Radiotherapy was associated with longer survival in metastatic cervical cancer

Adding radiotherapy to systemic treatment was associated with longer overall and progression-free survival without significantly higher acute toxicity.

KEY POINTS

  • This single-centre retrospective cohort included 99 patients with metastatic cervical cancer treated from 2018 to 2022: 57 received radiotherapy plus systemic treatment and 42 received systemic treatment alone. Most patients (75.8%) had polymetastatic disease.
  • Objective response was higher with radiotherapy: 68.4% versus 42.8% (p=0.011). Complete response rates were 15.8% versus 4.8%, but the difference was not statistically significant.
  • Median overall survival was 27 versus 16 months, with two-year survival of 60.7% versus 31.1% (p=0.035). Median progression-free survival was 18 versus 9 months, with two-year rates of 41.3% versus 24.4% (p=0.022).
  • On multivariable analysis, radiotherapy remained associated with improved progression-free survival (hazard ratio 0.583, 95% confidence interval 0.345–0.983; p=0.043) and overall survival (hazard ratio 0.549, 95% confidence interval 0.307–0.984; p=0.044).
  • Grade 3–4 haematological toxicity was common in both groups, but no statistically significant toxicity increase was detected with radiotherapy.
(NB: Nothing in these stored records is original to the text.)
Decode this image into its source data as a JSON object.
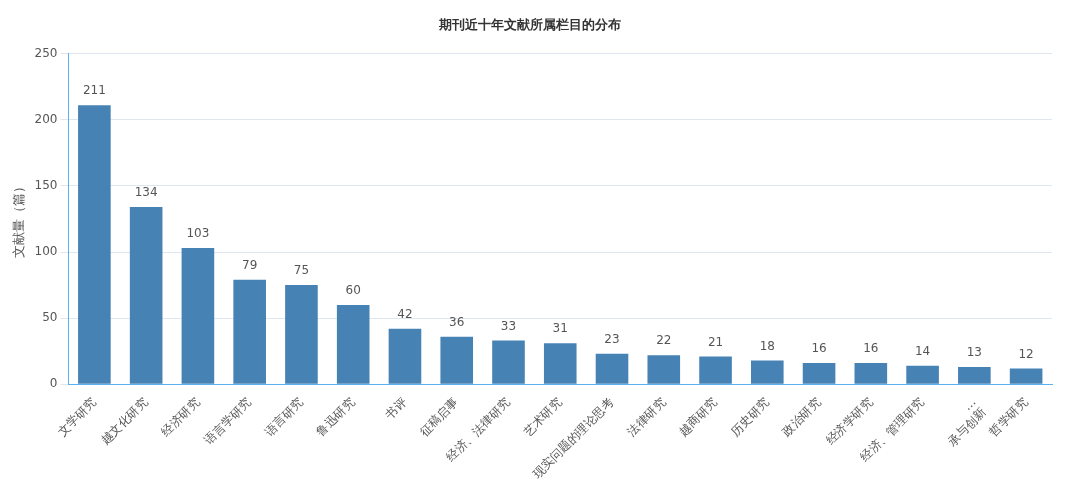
{
  "chart_data": {
    "type": "bar",
    "title": "期刊近十年文献所属栏目的分布",
    "ylabel": "文献量（篇）",
    "categories": [
      "文学研究",
      "越文化研究",
      "经济研究",
      "语言学研究",
      "语言研究",
      "鲁迅研究",
      "书评",
      "征稿启事",
      "经济、法律研究",
      "艺术研究",
      "现实问题的理论思考",
      "法律研究",
      "越商研究",
      "历史研究",
      "政治研究",
      "经济学研究",
      "经济、管理研究",
      "…\n承与创新",
      "哲学研究"
    ],
    "values": [
      211,
      134,
      103,
      79,
      75,
      60,
      42,
      36,
      33,
      31,
      23,
      22,
      21,
      18,
      16,
      16,
      14,
      13,
      12
    ],
    "color": "#4682b4",
    "ylim": [
      0,
      250
    ],
    "yticks": [
      0,
      50,
      100,
      150,
      200,
      250
    ],
    "grid": "y",
    "data_labels": true,
    "legend": false
  }
}
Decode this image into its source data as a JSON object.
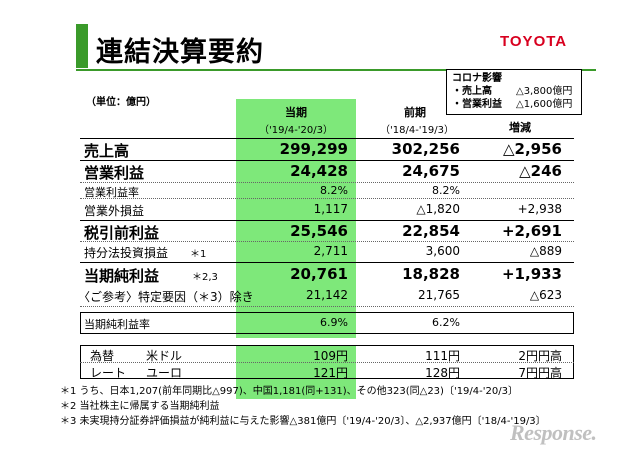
{
  "title": "連結決算要約",
  "logo": "TOYOTA",
  "corona": {
    "title": "コロナ影響",
    "items": [
      {
        "label": "・売上高",
        "value": "△3,800億円"
      },
      {
        "label": "・営業利益",
        "value": "△1,600億円"
      }
    ]
  },
  "unit": "（単位：億円）",
  "columns": {
    "current": {
      "label": "当期",
      "period": "（'19/4-'20/3）"
    },
    "previous": {
      "label": "前期",
      "period": "（'18/4-'19/3）"
    },
    "change": {
      "label": "増減"
    }
  },
  "rows": [
    {
      "label": "売上高",
      "note": "",
      "current": "299,299",
      "previous": "302,256",
      "change": "△2,956"
    },
    {
      "label": "営業利益",
      "note": "",
      "current": "24,428",
      "previous": "24,675",
      "change": "△246"
    },
    {
      "label": "営業利益率",
      "note": "",
      "current": "8.2%",
      "previous": "8.2%",
      "change": ""
    },
    {
      "label": "営業外損益",
      "note": "",
      "current": "1,117",
      "previous": "△1,820",
      "change": "+2,938"
    },
    {
      "label": "税引前利益",
      "note": "",
      "current": "25,546",
      "previous": "22,854",
      "change": "+2,691"
    },
    {
      "label": "持分法投資損益",
      "note": "＊1",
      "current": "2,711",
      "previous": "3,600",
      "change": "△889"
    },
    {
      "label": "当期純利益",
      "note": "＊2,3",
      "current": "20,761",
      "previous": "18,828",
      "change": "+1,933"
    },
    {
      "label": "〈ご参考〉特定要因（＊3）除き",
      "note": "",
      "current": "21,142",
      "previous": "21,765",
      "change": "△623"
    },
    {
      "label": "当期純利益率",
      "note": "",
      "current": "6.9%",
      "previous": "6.2%",
      "change": ""
    }
  ],
  "fx": {
    "label1": "為替",
    "label2": "レート",
    "items": [
      {
        "currency": "米ドル",
        "current": "109円",
        "previous": "111円",
        "change": "2円円高"
      },
      {
        "currency": "ユーロ",
        "current": "121円",
        "previous": "128円",
        "change": "7円円高"
      }
    ]
  },
  "notes": [
    "＊1 うち、日本1,207(前年同期比△997)、中国1,181(同+131)、その他323(同△23)〔'19/4-'20/3〕",
    "＊2 当社株主に帰属する当期純利益",
    "＊3 未実現持分証券評価損益が純利益に与えた影響△381億円〔'19/4-'20/3〕、△2,937億円〔'18/4-'19/3〕"
  ],
  "watermark": "Response."
}
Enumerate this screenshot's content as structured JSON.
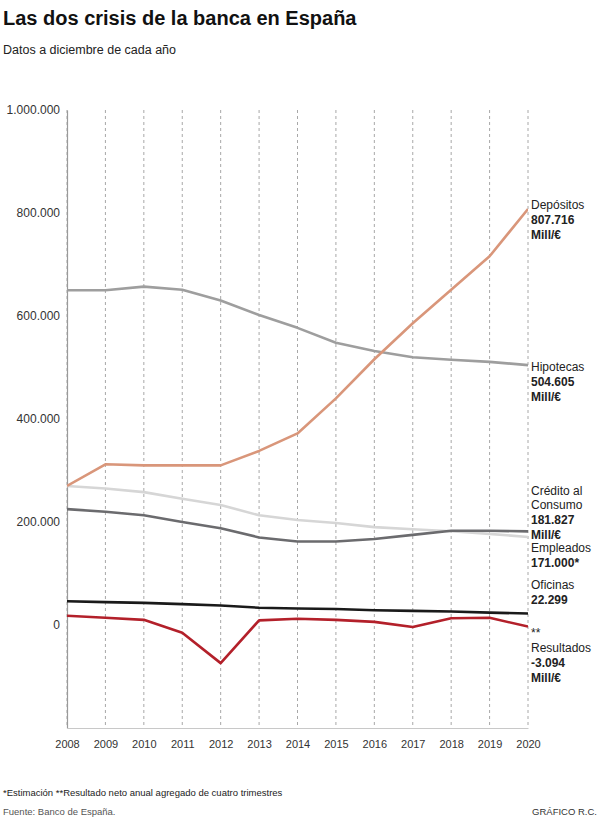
{
  "chart_data": {
    "type": "line",
    "title": "Las dos crisis de la banca en España",
    "subtitle": "Datos a diciembre de cada año",
    "x": [
      2008,
      2009,
      2010,
      2011,
      2012,
      2013,
      2014,
      2015,
      2016,
      2017,
      2018,
      2019,
      2020
    ],
    "xlim": [
      2008,
      2020
    ],
    "xticks": [
      2008,
      2009,
      2010,
      2011,
      2012,
      2013,
      2014,
      2015,
      2016,
      2017,
      2018,
      2019,
      2020
    ],
    "ylim": [
      -200000,
      1000000
    ],
    "yticks": [
      0,
      {
        "value": 200000,
        "label": "200.000"
      },
      {
        "value": 400000,
        "label": "400.000"
      },
      {
        "value": 600000,
        "label": "600.000"
      },
      {
        "value": 800000,
        "label": "800.000"
      },
      {
        "value": 1000000,
        "label": "1.000.000"
      }
    ],
    "grid": true,
    "series": [
      {
        "name": "Empleados",
        "color": "#d6d6d6",
        "values": [
          270000,
          265000,
          258000,
          245000,
          233000,
          213000,
          204000,
          198000,
          190000,
          186000,
          182000,
          177000,
          171000
        ],
        "value_labels": [
          null,
          null,
          null,
          null,
          null,
          null,
          null,
          null,
          null,
          null,
          null,
          null,
          "171.000*"
        ]
      },
      {
        "name": "Crédito al Consumo",
        "color": "#6b6b6e",
        "unit": "Mill/€",
        "values": [
          225000,
          220000,
          213000,
          200000,
          188000,
          170000,
          162000,
          162000,
          167000,
          175000,
          183000,
          183000,
          181827
        ],
        "value_labels": [
          null,
          null,
          null,
          null,
          null,
          null,
          null,
          null,
          null,
          null,
          null,
          null,
          "181.827"
        ]
      },
      {
        "name": "Hipotecas",
        "color": "#9e9e9e",
        "unit": "Mill/€",
        "values": [
          650000,
          650000,
          657000,
          651000,
          630000,
          602000,
          577000,
          548000,
          532000,
          520000,
          515000,
          511000,
          504605
        ],
        "value_labels": [
          null,
          null,
          null,
          null,
          null,
          null,
          null,
          null,
          null,
          null,
          null,
          null,
          "504.605"
        ]
      },
      {
        "name": "Depósitos",
        "color": "#d9967a",
        "unit": "Mill/€",
        "values": [
          270000,
          312000,
          310000,
          310000,
          310000,
          338000,
          372000,
          440000,
          516000,
          586000,
          651000,
          716000,
          807716
        ],
        "value_labels": [
          null,
          null,
          null,
          null,
          null,
          null,
          null,
          null,
          null,
          null,
          null,
          null,
          "807.716"
        ]
      },
      {
        "name": "Oficinas",
        "color": "#1a1a1a",
        "values": [
          46000,
          44500,
          43000,
          40500,
          38000,
          33500,
          31900,
          31000,
          28600,
          27500,
          26200,
          24000,
          22299
        ],
        "value_labels": [
          null,
          null,
          null,
          null,
          null,
          null,
          null,
          null,
          null,
          null,
          null,
          null,
          "22.299"
        ]
      },
      {
        "name": "Resultados",
        "color": "#b3202a",
        "unit": "Mill/€",
        "note_mark": "**",
        "values": [
          18000,
          14000,
          10000,
          -15000,
          -74000,
          9000,
          12000,
          10000,
          6000,
          -4000,
          13000,
          14000,
          -3094
        ],
        "value_labels": [
          null,
          null,
          null,
          null,
          null,
          null,
          null,
          null,
          null,
          null,
          null,
          null,
          "-3.094"
        ]
      }
    ],
    "notes": "*Estimación **Resultado neto anual agregado de cuatro trimestres",
    "source": "Fuente: Banco de España.",
    "credit": "GRÁFICO R.C."
  }
}
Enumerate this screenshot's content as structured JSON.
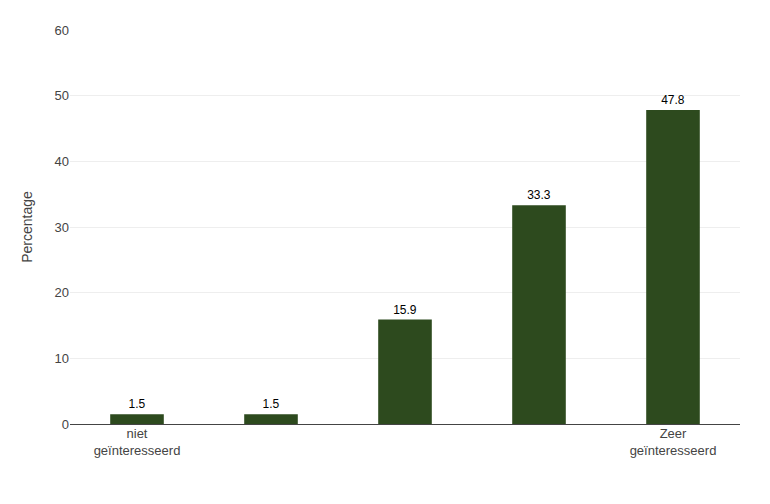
{
  "chart_data": {
    "type": "bar",
    "categories": [
      "niet\ngeïnteresseerd",
      null,
      null,
      null,
      "Zeer\ngeïnteresseerd"
    ],
    "values": [
      1.5,
      1.5,
      15.9,
      33.3,
      47.8
    ],
    "color": "#2d4a1e",
    "ylabel": "Percentage",
    "ylim": [
      0,
      60
    ],
    "yticks": [
      0,
      10,
      20,
      30,
      40,
      50,
      60
    ],
    "grid": true,
    "data_labels": true
  }
}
No grade 5 toxicity occurred.

CLINICAL TAKEAWAY

Radiotherapy may be considered within multidisciplinary treatment for selected patients with metastatic cervical cancer, particularly when meaningful locoregional or metastatic disease control is achievable. However, radiotherapy intent, sites, doses, and systemic regimens varied substantially, and treatment allocation was non-randomized, so this is worth-attention evidence rather than practice-changing evidence.